Something to keep in mind, under my preferred policies there would be little chance for offenders to improve because I would choose a one strike and execute system for the vast majority of cases. What we have now is simply the closest I see us getting to my desired alternative.

Posted by: Soronel Haetir | Mar 25, 2014 6:36:44 PM

belive it or not soronel I like your suggestion. Of course I also want it applied to lieing politicians. First time they are caught they get prison. 2nd time we kill em!

Posted by: rodsmith | Mar 25, 2014 7:30:23 PM

peter --

Nice job of impugning Soronel's motives by implying (falsely) that he holds his opinions because he profits from private prisons.

If anyone still has doubts about what slimy liberal McCarthyism looks like, now you know.

Posted by: Bill Otis | Mar 26, 2014 2:16:32 AM

Bill - tut, tut ...... you are clearly trapped in a time loop. I was seeking a rational explanation for Soronel's views. Unfortunately, not even the one I suggested was correct. That just leaves the irrational .... as of course I knew all along.
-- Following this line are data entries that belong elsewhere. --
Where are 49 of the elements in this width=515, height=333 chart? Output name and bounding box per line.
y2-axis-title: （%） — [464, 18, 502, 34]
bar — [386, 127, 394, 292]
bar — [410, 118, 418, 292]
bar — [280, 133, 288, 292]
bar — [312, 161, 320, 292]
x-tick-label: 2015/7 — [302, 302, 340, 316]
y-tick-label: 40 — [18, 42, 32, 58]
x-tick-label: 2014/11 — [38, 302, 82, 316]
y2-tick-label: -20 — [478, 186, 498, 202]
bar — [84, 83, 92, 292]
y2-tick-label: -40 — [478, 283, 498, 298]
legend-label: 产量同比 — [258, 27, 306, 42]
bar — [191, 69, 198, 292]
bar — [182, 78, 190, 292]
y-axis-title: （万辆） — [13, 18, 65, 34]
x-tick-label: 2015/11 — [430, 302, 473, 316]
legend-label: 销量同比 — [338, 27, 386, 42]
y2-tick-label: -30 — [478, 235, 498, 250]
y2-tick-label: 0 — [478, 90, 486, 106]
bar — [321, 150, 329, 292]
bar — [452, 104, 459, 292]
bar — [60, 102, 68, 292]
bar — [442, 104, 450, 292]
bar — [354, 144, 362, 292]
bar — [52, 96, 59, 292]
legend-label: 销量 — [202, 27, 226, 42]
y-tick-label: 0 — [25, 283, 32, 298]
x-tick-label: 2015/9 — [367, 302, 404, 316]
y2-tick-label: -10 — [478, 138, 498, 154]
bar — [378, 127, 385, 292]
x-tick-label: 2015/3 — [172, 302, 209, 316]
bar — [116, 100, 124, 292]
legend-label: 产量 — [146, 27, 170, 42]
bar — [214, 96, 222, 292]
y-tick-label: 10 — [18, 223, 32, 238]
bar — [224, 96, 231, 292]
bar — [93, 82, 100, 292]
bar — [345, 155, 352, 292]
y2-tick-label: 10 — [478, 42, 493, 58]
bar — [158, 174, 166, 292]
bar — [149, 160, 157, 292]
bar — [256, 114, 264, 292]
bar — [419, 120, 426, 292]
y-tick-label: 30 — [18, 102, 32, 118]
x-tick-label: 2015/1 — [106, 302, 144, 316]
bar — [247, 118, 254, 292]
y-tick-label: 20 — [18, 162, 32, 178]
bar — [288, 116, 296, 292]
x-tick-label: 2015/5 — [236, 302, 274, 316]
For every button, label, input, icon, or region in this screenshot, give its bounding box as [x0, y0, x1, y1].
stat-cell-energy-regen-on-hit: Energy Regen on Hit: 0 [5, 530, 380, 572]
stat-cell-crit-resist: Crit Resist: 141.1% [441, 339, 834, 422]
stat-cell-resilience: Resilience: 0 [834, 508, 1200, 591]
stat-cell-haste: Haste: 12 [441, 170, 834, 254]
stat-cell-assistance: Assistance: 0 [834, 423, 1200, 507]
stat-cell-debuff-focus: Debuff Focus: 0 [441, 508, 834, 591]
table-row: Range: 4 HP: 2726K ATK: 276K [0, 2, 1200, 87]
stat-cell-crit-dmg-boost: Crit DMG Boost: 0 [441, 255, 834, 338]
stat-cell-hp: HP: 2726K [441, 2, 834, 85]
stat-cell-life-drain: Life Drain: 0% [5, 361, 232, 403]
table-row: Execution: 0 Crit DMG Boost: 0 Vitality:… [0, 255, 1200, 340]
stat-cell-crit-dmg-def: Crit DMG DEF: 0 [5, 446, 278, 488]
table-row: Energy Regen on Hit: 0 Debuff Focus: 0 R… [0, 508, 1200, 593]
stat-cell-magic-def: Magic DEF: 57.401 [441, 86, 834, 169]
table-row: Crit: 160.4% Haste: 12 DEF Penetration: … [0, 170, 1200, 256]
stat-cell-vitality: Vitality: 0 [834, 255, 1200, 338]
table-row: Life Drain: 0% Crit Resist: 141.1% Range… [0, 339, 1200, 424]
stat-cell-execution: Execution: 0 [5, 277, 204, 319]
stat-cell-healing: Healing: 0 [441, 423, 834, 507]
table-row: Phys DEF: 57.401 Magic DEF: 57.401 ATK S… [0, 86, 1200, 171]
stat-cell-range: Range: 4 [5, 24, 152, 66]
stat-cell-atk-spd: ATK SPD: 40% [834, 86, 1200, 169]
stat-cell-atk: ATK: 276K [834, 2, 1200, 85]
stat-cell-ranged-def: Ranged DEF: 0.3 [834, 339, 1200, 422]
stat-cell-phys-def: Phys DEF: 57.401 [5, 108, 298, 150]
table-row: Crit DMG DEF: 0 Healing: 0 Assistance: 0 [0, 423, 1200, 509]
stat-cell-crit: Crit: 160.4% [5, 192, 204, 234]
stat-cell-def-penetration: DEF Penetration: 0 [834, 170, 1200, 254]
Posted by: peter | Mar 26, 2014 5:06:04 AM

peter --

"Bill - tut, tut ...... you are clearly trapped in a time loop. I was seeking a rational explanation for Soronel's views."

Pretty lame, peter; you should just have left it alone. When you asked Soronel whether, "by any chance," he owned shares in private prisons, you directly implied that the reason he disagrees with you is that he has an undisclosed self-interest in their success. And the implication from that is that his posting is dishonest, because he's not saying what he actually thinks; instead, he's just cobbling together an excuse to satisfy his wallet.

That is a classic of impugning motives.

Welcome to Joe McCarthy-land, albeit with a difference: McCarthy at least was rooting for the United States.

Posted by: Bill Otis | Mar 26, 2014 10:21:54 AM

Peter,

I don't see being unforgiving as at all irrational. You have someone who has demonstrated that they are unwilling or unable to conform their behavior to the very minimal requirements of US society I say give them what they want and send them someplace where they no longer need to do so. I don't favor prison or execution so much as punishment but instead as expulsion.